An en banc panel of the Fifth Circuit has agreed that exhaustion of administrative remedies is not a prerequisite for a §1983 action. Patsy v. Florida International University, 634 F.2d 900 (5th Cir. 1981); Patsy v. Florida Board of Regents, 457 U.S. 496 (1982). Section 1983 is a remedy designed to provide redress for abuse of State power. In the instant case, that very State power that damaged Plaintiff extends into the administrative appeals process itself.

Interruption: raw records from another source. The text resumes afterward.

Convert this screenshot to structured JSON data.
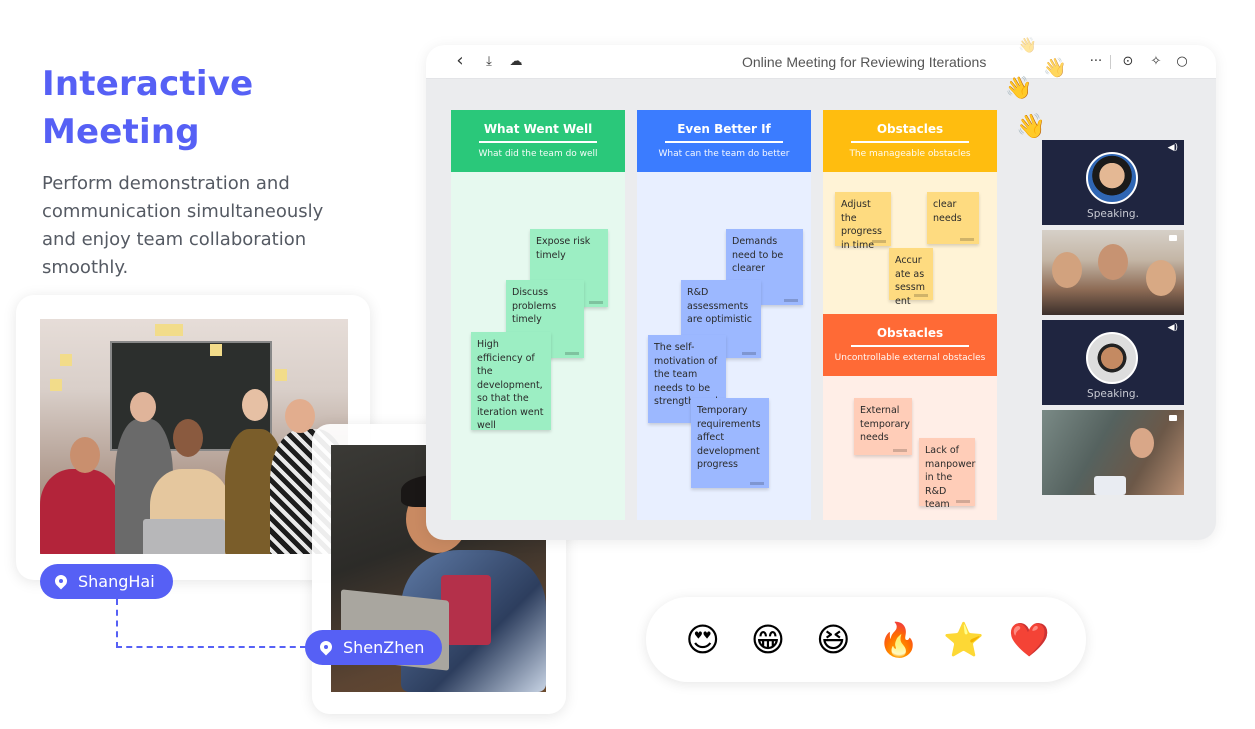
{
  "hero": {
    "title_line1": "Interactive",
    "title_line2": "Meeting",
    "description": "Perform demonstration and communication simultaneously and enjoy team collaboration smoothly."
  },
  "locations": [
    {
      "label": "ShangHai",
      "icon": "location-pin-icon"
    },
    {
      "label": "ShenZhen",
      "icon": "location-pin-icon"
    }
  ],
  "app": {
    "title": "Online Meeting for Reviewing Iterations",
    "toolbar_left": [
      {
        "icon": "back-icon",
        "glyph": "‹"
      },
      {
        "icon": "download-icon",
        "glyph": "⤓"
      },
      {
        "icon": "cloud-sync-icon",
        "glyph": "☁"
      }
    ],
    "toolbar_right": [
      {
        "icon": "more-icon",
        "glyph": "···"
      },
      {
        "icon": "record-icon",
        "glyph": "⊙"
      },
      {
        "icon": "celebrate-icon",
        "glyph": "✧"
      },
      {
        "icon": "chat-icon",
        "glyph": "○"
      }
    ],
    "columns": [
      {
        "title": "What Went Well",
        "subtitle": "What did the team do well",
        "color": "#2ac87a",
        "body_color": "#e6f9ef",
        "notes": [
          "Expose risk timely",
          "Discuss problems timely",
          "High efficiency of the development, so that the iteration went well"
        ]
      },
      {
        "title": "Even Better If",
        "subtitle": "What can the team do better",
        "color": "#3b7cff",
        "body_color": "#e8efff",
        "notes": [
          "Demands need to be clearer",
          "R&D assessments are optimistic",
          "The self-motivation of the team needs to be strengthened",
          "Temporary requirements affect development progress"
        ]
      },
      {
        "title": "Obstacles",
        "subtitle": "The manageable obstacles",
        "color": "#ffbd0f",
        "body_color": "#fff3d6",
        "notes": [
          "Adjust the progress in time",
          "clear needs",
          "Accurate assessment"
        ]
      },
      {
        "title": "Obstacles",
        "subtitle": "Uncontrollable external obstacles",
        "color": "#ff6a36",
        "body_color": "#ffeee7",
        "notes": [
          "External temporary needs",
          "Lack of manpower in the R&D team"
        ]
      }
    ],
    "video_tiles": [
      {
        "status": "Speaking.",
        "type": "avatar",
        "audio_icon": "speaker-icon"
      },
      {
        "status": "",
        "type": "video",
        "audio_icon": "camera-icon"
      },
      {
        "status": "Speaking.",
        "type": "avatar",
        "audio_icon": "speaker-icon"
      },
      {
        "status": "",
        "type": "video",
        "audio_icon": "camera-icon"
      }
    ]
  },
  "reactions": [
    {
      "name": "heart-eyes",
      "glyph": "😍"
    },
    {
      "name": "grin",
      "glyph": "😁"
    },
    {
      "name": "tears-of-joy",
      "glyph": "😆"
    },
    {
      "name": "fire",
      "glyph": "🔥"
    },
    {
      "name": "star",
      "glyph": "⭐"
    },
    {
      "name": "heart",
      "glyph": "❤️"
    }
  ],
  "waving_hands": "👋",
  "colors": {
    "brand": "#5660f5",
    "app_bg": "#ebecee"
  }
}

POINT OF ERROR SIX: PLAINTIFF DID NOT ABANDON HIS CLAIM AGAINST UNNAMED DEFENDANTS
The District Court erred in its conclusion that Plaintiff had abandoned his claim against any unnamed "Does." In his objection to the magistrate's report and recommendation, Disraeli stated that he had identified at least one "Doe" and would file a motion for leave to amend his petition. Before Disraeli had an opportunity to amend his petition, the District Judge had disposed of this case in its entirety.

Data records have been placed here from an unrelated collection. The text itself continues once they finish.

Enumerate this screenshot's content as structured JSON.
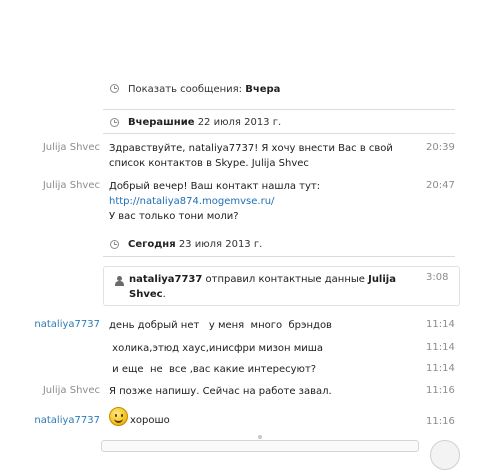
{
  "show_messages": {
    "label": "Показать сообщения:",
    "value": "Вчера"
  },
  "day_yesterday": {
    "label": "Вчерашние",
    "date": "22 июля 2013 г."
  },
  "day_today": {
    "label": "Сегодня",
    "date": "23 июля 2013 г."
  },
  "messages": [
    {
      "sender": "Julija Shvec",
      "lines": [
        "Здравствуйте, nataliya7737! Я хочу внести Вас в свой",
        "список контактов в Skype. Julija Shvec"
      ],
      "time": "20:39"
    },
    {
      "sender": "Julija Shvec",
      "line1": "Добрый вечер! Ваш контакт нашла тут:",
      "link": "http://nataliya874.mogemvse.ru/",
      "line3": "У вас только тони моли?",
      "time": "20:47"
    },
    {
      "sender": "nataliya7737",
      "text": "день добрый нет   у меня  много  брэндов",
      "time": "11:14"
    },
    {
      "sender": "",
      "text": " холика,этюд хаус,инисфри мизон миша",
      "time": "11:14"
    },
    {
      "sender": "",
      "text": " и еще  не  все ,вас какие интересуют?",
      "time": "11:14"
    },
    {
      "sender": "Julija Shvec",
      "text": "Я позже напишу. Сейчас на работе завал.",
      "time": "11:16"
    },
    {
      "sender": "nataliya7737",
      "text": "хорошо",
      "time": "11:16"
    }
  ],
  "contact_share": {
    "from": "nataliya7737",
    "action": " отправил контактные данные ",
    "contact_first": "Julija",
    "contact_second": "Shvec",
    "period": ".",
    "time": "3:08"
  },
  "icons": {
    "clock": "clock-icon",
    "contact": "person-icon",
    "emoticon": "smiley-icon"
  }
}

POINT OF ERROR SEVEN: UNDUE INFLUENCE AND THE CONSENT ORDER
The District Court noted that Disraeli contends he was unduly influenced into signing the Consent Order but never came forward with any evidence to support this allegation. However, Disraeli raised his objection that he was never given an opportunity to examine the witness whose testimony would corroborate Plaintiff's allegation of coercion. Depositions were only permitted to seek information regarding each Defendant's role in the issuance of the Emergency Order. Plaintiff has been unfairly prejudiced by the lower Court's refusal to permit general discovery or oral argument.
PRAYER FOR RELIEF
Plaintiff prays that this Court reverse the District Court's finding of absolute immunity for all three defendants and remand for further proceedings. Plaintiff prays additionally that this Court reverse the District Court's order that Plaintiff bear all costs. Plaintiff further prays that he be permitted to amend his petition to include at least one unnamed "Doe".
Respectfully Submitted,
David H. Disraeli, Pro Se
609 The High Road
Austin, TX 78746
512.334.6650
Filed: February 24, 2006
CERTIFICATE OF COMPLIANCE
Pursuant to 5th Cir. R. 32.2.7(C), the undersigned certifies this brief complies with the type-volume limitations of 5th Cir. R. 32.2.7(B). Exclusive of the exempted portions, the brief contains 8,125 words. The brief has been prepared using Microsoft Word 2003 for Windows in Times Roman 12 pt. font size in proportionally spaced typeface.